Military and medical tests, experiments, examinations and trials are another recurring theme in Mortimer’s oeuvre, and in the Kult series the jagged abstractions and neon-coloured striations are suggestive of the broken bones, fractures, pulled tendons, exposed nerves and torn muscles they enshroud, simultaneously implying dyes, drips or drugs pumped through veins as well as stains on ripped clothes, bandages, splints or plaster casts. They are also evocative of the piercing lights of equipment used to assess or with which to operate on patients and test subjects, and of the electronic waveforms on hospital monitors and machinery. The source images for many of these stripes are actually smashed television and computer screens, bringing broken signals, distorted waves and corrupted data into his ever-expanding painterly vocabulary.

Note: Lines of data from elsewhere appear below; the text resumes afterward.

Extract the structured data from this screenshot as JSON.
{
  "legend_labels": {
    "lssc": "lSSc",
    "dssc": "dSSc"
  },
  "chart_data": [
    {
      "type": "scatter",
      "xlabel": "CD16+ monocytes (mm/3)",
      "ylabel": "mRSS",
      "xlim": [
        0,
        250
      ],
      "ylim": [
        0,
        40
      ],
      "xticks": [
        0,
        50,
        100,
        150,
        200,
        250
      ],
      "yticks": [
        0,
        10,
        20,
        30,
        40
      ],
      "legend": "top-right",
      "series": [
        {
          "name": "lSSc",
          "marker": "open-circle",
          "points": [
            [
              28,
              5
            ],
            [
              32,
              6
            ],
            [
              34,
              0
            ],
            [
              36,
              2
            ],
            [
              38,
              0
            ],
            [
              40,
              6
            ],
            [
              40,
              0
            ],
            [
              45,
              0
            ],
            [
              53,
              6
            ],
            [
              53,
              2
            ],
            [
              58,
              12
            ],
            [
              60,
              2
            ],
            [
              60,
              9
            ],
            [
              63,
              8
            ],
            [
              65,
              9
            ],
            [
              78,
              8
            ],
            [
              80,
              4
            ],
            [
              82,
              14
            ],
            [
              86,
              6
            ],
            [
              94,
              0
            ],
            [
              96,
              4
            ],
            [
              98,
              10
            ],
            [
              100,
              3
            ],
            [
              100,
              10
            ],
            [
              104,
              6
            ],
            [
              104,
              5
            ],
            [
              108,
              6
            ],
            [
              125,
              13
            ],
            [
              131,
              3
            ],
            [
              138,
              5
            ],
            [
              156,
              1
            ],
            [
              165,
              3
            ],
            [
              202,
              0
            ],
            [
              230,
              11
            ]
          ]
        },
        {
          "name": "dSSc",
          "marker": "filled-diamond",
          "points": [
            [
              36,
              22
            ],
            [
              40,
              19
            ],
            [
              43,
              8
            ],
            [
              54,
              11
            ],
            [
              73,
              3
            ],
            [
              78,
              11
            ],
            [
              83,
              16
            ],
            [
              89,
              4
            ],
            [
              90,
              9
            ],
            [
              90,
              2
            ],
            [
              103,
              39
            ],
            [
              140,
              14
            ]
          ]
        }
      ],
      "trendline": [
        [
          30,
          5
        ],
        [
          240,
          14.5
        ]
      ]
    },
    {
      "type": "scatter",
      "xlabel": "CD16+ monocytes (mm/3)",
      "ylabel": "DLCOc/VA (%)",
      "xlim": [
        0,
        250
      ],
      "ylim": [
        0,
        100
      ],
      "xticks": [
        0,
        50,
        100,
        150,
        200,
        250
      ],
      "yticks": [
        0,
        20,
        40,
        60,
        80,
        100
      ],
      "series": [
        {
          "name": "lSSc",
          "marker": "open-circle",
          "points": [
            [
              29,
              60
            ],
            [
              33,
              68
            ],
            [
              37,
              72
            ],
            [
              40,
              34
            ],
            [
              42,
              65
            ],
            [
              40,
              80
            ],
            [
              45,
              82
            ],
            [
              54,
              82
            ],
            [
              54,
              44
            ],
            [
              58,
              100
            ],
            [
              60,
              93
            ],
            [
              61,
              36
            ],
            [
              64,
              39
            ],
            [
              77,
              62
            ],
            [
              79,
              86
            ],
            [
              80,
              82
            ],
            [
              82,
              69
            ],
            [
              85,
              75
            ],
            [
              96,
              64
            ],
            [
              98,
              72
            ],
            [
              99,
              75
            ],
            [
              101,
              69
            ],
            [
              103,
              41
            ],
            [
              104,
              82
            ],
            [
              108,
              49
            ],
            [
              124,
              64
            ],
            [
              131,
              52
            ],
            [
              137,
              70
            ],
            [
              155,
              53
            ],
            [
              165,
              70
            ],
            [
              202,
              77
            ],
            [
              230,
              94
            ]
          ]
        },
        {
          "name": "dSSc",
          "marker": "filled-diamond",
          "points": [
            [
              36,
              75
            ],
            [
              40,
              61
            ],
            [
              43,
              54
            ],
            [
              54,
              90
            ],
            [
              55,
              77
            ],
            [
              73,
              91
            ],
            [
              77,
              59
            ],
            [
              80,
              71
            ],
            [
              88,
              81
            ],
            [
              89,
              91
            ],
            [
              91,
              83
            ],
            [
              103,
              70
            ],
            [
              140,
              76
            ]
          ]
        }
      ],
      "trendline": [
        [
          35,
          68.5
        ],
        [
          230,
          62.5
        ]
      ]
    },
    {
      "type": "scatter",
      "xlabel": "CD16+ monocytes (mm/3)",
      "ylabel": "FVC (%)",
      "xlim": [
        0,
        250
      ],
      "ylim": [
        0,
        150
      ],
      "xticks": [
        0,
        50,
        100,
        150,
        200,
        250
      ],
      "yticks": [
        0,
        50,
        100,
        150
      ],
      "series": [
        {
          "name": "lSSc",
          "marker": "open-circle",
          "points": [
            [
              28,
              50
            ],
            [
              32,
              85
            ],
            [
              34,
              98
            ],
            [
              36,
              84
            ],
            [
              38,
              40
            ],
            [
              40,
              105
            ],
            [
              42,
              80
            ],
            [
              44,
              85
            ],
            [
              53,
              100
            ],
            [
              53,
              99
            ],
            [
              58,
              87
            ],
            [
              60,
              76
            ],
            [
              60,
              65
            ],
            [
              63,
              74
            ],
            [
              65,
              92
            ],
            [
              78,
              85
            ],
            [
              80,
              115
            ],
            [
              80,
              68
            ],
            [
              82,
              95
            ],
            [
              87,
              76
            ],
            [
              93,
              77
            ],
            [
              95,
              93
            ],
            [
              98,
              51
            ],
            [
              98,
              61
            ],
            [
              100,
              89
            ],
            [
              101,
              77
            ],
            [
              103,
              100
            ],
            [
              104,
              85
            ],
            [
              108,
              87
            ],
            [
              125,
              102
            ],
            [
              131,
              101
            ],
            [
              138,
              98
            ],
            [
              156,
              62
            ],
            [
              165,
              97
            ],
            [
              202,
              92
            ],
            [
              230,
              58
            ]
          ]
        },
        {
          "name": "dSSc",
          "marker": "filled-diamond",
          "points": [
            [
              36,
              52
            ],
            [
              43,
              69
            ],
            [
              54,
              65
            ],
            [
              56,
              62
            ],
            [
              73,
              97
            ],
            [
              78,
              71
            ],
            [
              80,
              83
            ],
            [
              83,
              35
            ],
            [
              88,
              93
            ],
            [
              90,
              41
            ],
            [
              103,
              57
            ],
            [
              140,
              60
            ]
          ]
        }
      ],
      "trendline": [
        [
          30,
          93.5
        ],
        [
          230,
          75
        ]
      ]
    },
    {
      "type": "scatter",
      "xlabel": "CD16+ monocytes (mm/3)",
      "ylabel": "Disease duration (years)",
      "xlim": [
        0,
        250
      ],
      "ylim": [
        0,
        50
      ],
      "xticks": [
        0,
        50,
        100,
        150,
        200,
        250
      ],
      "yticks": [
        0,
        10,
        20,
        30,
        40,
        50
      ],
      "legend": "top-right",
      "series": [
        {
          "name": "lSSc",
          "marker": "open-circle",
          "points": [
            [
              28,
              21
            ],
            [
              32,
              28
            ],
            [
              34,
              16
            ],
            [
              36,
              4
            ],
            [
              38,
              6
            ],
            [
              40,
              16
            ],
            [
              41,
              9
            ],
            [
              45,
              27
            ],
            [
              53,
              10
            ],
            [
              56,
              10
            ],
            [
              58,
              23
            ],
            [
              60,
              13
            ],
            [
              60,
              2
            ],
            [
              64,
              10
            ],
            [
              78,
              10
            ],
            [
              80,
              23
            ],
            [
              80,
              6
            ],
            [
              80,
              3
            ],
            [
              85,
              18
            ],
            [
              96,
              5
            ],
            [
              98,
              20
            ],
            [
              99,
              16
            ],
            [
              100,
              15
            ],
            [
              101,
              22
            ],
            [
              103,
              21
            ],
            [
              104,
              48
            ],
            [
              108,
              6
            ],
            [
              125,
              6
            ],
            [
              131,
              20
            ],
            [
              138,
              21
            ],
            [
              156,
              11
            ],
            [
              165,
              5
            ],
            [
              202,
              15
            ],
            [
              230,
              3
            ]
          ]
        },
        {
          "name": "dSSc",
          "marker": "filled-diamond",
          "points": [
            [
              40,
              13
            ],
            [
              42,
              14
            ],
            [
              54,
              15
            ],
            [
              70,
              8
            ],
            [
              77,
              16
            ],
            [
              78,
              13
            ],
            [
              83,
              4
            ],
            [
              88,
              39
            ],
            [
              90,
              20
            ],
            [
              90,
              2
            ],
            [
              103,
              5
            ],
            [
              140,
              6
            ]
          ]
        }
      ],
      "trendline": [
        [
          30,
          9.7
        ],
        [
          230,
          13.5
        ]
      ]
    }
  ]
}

On a broader level, these latest pictorial devices serve to symbolize a shattering or rupturing of reality, a splintering of the fabric of the image and its representation of three-dimensional space. It is, perhaps, a painterly exploration of the breakdown of the material world, the deterioration of common values and the erosion of basic human rights in an era of digital communication. Maybe there’s more horror, abuse and subjugation today, or maybe we’re just seeing more of it. Mortimer’s practice has long been working to expose, understand and capture the mechanisms of power that result in atrocities and suffering in their myriad forms in the world today – a complex interplay of patriarchy, financial greed, geo-politics, corporate ruthlessness, control of resources and industry, control of the media, control of technology, military might and sheer hatred. Now, as the Western world seemingly moves to the right of the political spectrum, and extremists work increasingly to destabilize the West while refugees flood in escaping war, genocide and oppression, Mortimer’s work is perhaps more relevant and pressing than ever.
On a very simple level, how do we come to terms with the amount of suffering inflicted on our fellow humans, and how do we confront abhorrent human traits such as greed, selfishness, abuse and hatred? Mortimer’s oeuvre shows this profound and existential battle taking place within humankind – but in Mortimer’s world it is a battle in which the oppressors and the oppressed are not always clearly defined, where images and information are not what they seem, and where there are more questions than answers. While not without hope, his is not an optimistic position, needless to say. Asked his thoughts on the concept of a ‘post-truth’ world, Mortimer replies: ‘Appalled, disgusted, powerless. Rage, rage, hatred, rage. Impotent rage’.